House debates

Tuesday, 10 February 2015

Committees

Joint Standing Committee on Treaties; Report

12:10 pm

Photo of Wyatt RoyWyatt Roy (Longman, Liberal Party) Share this | Hansard source

Thank you very much Madam Speaker, and can I also commend you on your campaign for the presidency and the way in which you conducted yourself throughout that campaign. On behalf of the Joint Standing Committee on Treaties, I present the committee's report 146 entitled Treaties Tabled on 30 September 2014and I ask leave of the House to make a short statement in connection with the report.

Leave granted.

Today I present the Joint Standing Committee on Treaties report 146. The report contains the committee's views on the treaty between Australia and the Netherlands regarding the presence of Australian personnel in the Netherlands in response to the downing of Malaysia Airlines flight MH17.
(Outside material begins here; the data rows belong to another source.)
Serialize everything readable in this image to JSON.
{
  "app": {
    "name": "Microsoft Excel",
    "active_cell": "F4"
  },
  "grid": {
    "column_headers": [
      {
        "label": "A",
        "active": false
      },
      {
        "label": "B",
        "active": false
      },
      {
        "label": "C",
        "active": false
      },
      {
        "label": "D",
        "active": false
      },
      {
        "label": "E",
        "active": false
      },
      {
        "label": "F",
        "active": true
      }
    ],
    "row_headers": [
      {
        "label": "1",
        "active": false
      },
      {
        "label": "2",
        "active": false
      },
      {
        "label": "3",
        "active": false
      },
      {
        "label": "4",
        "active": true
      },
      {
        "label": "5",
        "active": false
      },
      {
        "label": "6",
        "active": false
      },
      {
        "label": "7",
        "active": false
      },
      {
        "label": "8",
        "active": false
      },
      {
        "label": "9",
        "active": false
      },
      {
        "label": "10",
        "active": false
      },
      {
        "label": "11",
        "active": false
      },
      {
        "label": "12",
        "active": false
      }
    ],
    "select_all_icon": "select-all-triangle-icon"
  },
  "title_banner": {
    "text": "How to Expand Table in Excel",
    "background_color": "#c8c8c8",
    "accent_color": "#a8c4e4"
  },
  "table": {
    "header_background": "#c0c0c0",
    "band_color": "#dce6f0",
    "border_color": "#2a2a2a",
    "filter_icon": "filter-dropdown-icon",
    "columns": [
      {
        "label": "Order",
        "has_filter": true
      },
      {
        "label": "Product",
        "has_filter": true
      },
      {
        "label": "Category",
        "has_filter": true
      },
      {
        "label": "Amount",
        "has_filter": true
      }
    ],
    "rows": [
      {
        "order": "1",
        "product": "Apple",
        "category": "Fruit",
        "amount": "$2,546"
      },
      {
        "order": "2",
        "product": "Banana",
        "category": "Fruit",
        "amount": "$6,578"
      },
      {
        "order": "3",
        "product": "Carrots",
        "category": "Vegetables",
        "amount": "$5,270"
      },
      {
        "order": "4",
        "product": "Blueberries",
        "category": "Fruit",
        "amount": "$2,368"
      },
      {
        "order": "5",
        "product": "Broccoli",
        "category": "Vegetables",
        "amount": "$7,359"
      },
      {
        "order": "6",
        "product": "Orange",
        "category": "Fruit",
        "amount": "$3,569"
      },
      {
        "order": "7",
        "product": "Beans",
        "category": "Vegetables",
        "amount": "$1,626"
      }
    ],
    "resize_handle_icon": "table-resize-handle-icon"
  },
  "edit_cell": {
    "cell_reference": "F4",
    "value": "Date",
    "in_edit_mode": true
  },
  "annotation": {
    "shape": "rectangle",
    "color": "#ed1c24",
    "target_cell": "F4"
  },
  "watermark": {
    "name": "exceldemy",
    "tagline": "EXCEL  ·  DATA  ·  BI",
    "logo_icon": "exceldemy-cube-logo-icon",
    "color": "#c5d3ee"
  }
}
I echo the sentiments that have already been expressed by this parliament in sending the committee's condolences to the victims and their families and the loved ones of the Australians who tragically lost their lives in the downing of MH17. We would also like to pay tribute to the dedicated Australian personnel who have worked so hard to bring home the victims' remains and to investigate the causes surrounding the downing of MH17. I think it is important that we acknowledge the tragic and difficult circumstances in which Australian personnel were deployed to the Netherlands.

This treaty did not follow the usual treaty-making process, as it was not tabled in parliament for 20 days before binding treaty action was taken. Instead, the treaty was fast tracked under the national interest exemption, an arrangement designed to facilitate urgent treaty action in exceptional circumstances. The treaty entered into force on the date it was signed by both Australia and the Netherlands, on 1 August 2014. The treaty was tabled on 30 September 2014 by the foreign minister with an explanation, for her urgent action. I also commend the foreign minister and the then acting foreign minister, the Attorney-General, on their work to bring this together in a very short period of time so that Australian personnel could be immediately deployed to the Netherlands.

We are all familiar by now with the tragedy that necessitated this treaty: the downing of MH17 and the need to recover and repatriate the bodies of 38 victims who called Australia home, the launch of Operation Bring Them Home by the government, and the deployment of personnel from the Department of Defence and the Australian Federal Police.

These personnel required certain rights and protections to facilitate that deployment and, in order to grant those, the Netherlands required a binding treaty. It was necessary for the deployment to take place as quickly as possible, so the national interest exemption was invoked. This is the only the seventh time that the exemption has been invoked since it was instigated in 1996, and on three of those occasions it was to ensure similar protection for Australian personnel deployed abroad at short notice. In this instance, prompt action was required to allow the deployment to take place quickly and to ensure that the legal framework was in place to enable this sensitive and important work to be undertaken.

The committee is more than satisfied that, in this case, there was justification to invoke the national interest exemption and supports the treaty. On behalf of the Joint Standing Committee on Treaties, I commend the report to the House.